De detenta, passei a ser uma das pessoas mais respeitadas do vilarejo; eu só queria ter visto a cara do meu pai quando ele soube. E é óbvio que eu não contei a verdade a ele ou à mamãe. Pelo menos por enquanto, eu queria manter minha paz garantida.

Por outro lado, Zaluck, o alienígena que capturou meus amigos e eu, ficou muito furioso por não receber os méritos derivados do serviço que prestou à princesa. Fora preso logo depois que Úrsula se transformou em urso. “Sua missão era somente trazer os culpados até aqui e não machucá-los. Passará dez dias preso por exceder a sua obrigação”, decretou Valy.

 

Dias foram passando. 

Embora tudo estivesse mais uma vez em paz, um pensamento vez ou outra martelava em minha mente: por quê a princesa quis que fossemos liberados e mentiu a todos sobre a história da coroa?

Podia ser só impressão, mas por um momento me pareceu que a ela não interessava quem era ou não culpado pelo roubo. Decidi então colher flores fora dos limites do vilarejo. E não, eu não gosto de flores, mas não eram para mim. 

Eu queria presentear a princesa para mostrar gratidão pela misteriosa (e bem-vinda) atitude que ela teve. E para minha surpresa, não precisei ir longe, quando já estava em posse do que fui buscar. Quando decidi que voaria até o castelo, a vi diante de mim. 

— São minhas favoritas — disse a princesa, encantada, sacudindo a cauda. — Sorte da pessoa que irá recebê-las. Elas só crescem desse lado do deserto.

— E-eram pra você — gaguejei constrangida. — Sabe, por tudo o que fez por mim e por meus amigos.

— Nossa. Obrigada, fico lisonjeada. Eu estava mesmo procurando você, para conversarmos. 

Arregalei os olhos.

— Sério? Tipo… nós duas vamos conversar de verdade?

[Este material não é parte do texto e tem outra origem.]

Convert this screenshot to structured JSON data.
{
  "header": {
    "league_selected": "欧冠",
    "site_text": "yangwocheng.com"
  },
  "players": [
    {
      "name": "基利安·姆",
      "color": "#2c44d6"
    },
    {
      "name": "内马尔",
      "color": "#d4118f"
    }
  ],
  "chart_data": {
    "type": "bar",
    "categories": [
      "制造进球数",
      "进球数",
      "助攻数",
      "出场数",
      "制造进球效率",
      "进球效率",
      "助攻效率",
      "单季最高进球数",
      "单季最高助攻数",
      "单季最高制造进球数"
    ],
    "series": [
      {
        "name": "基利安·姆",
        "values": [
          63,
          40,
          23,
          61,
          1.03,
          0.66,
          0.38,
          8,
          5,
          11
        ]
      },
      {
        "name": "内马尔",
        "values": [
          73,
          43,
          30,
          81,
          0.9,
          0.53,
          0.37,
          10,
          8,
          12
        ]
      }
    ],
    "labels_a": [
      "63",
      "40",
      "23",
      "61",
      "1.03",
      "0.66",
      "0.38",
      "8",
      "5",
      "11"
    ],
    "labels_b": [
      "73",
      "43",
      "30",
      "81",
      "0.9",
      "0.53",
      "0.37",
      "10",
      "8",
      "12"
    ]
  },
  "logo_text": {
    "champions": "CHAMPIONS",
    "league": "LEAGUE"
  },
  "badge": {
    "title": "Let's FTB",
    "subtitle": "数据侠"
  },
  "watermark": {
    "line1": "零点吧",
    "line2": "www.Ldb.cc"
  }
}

— Claro. Queria dizer que assim que eu a vi sendo levada pelos guardas no dia da seleção, percebi que tínhamos nossas semelhanças. Imaginei que se você ficasse presa, culpada ou não, acabaria sem realizar o que eu sempre quis fazer.

Ruborizei.

— E o que é?

— Inspirar liberdade.

Refleti por alguns segundos.

Vendo que não respondi, ela continuou:

— Mia, eu sempre quis lutar como os soldados do meu pai, e até mesmo ir para as batalhas. Me sentir viva, o que é muito difícil quando se é obrigada a ficar sentada em um trono dia após dia. Todavia, como filha do rei, eu precisava dar o exemplo e ficar quieta. 

— Eu não imagino você lutando.

Ela riu.

— E eu não a culpo. Mas se me permite contar um segredo, eu treino com espadas quando ninguém está perto. E desejo verdadeiramente que um dia eu possa agir como quero sem me esconder. E sobre os conselhos que deu ao meu pai, ele está disposto a ajudar, mas sinceramente, acho que é mais fácil você alterar alguma coisa por aqui. Vejo esse tipo de determinação te envolvendo. E por isso, não me sinto culpada em te dar neste momento outra oportunidade para se tornar uma guarda real. E assim terá mais notoriedade.

Estremeci. 

Foi aquilo mesmo que ouvi?

— Sim, Mia — respondeu Valy ao meu olhar indagador. Encarou-me com mais seriedade. — Faremos outra seleção. Talvez, através da sua vida, outras metaferas que até hoje estavam no silêncio, soltem suas vozes para finalmente serem ouvidas. Acreditar na sua capacidade foi o que me fez querer te ajudar e também aos seus amigos. Pode me retribuir dando o seu melhor por seres como nós e por nosso reino. Conto com você.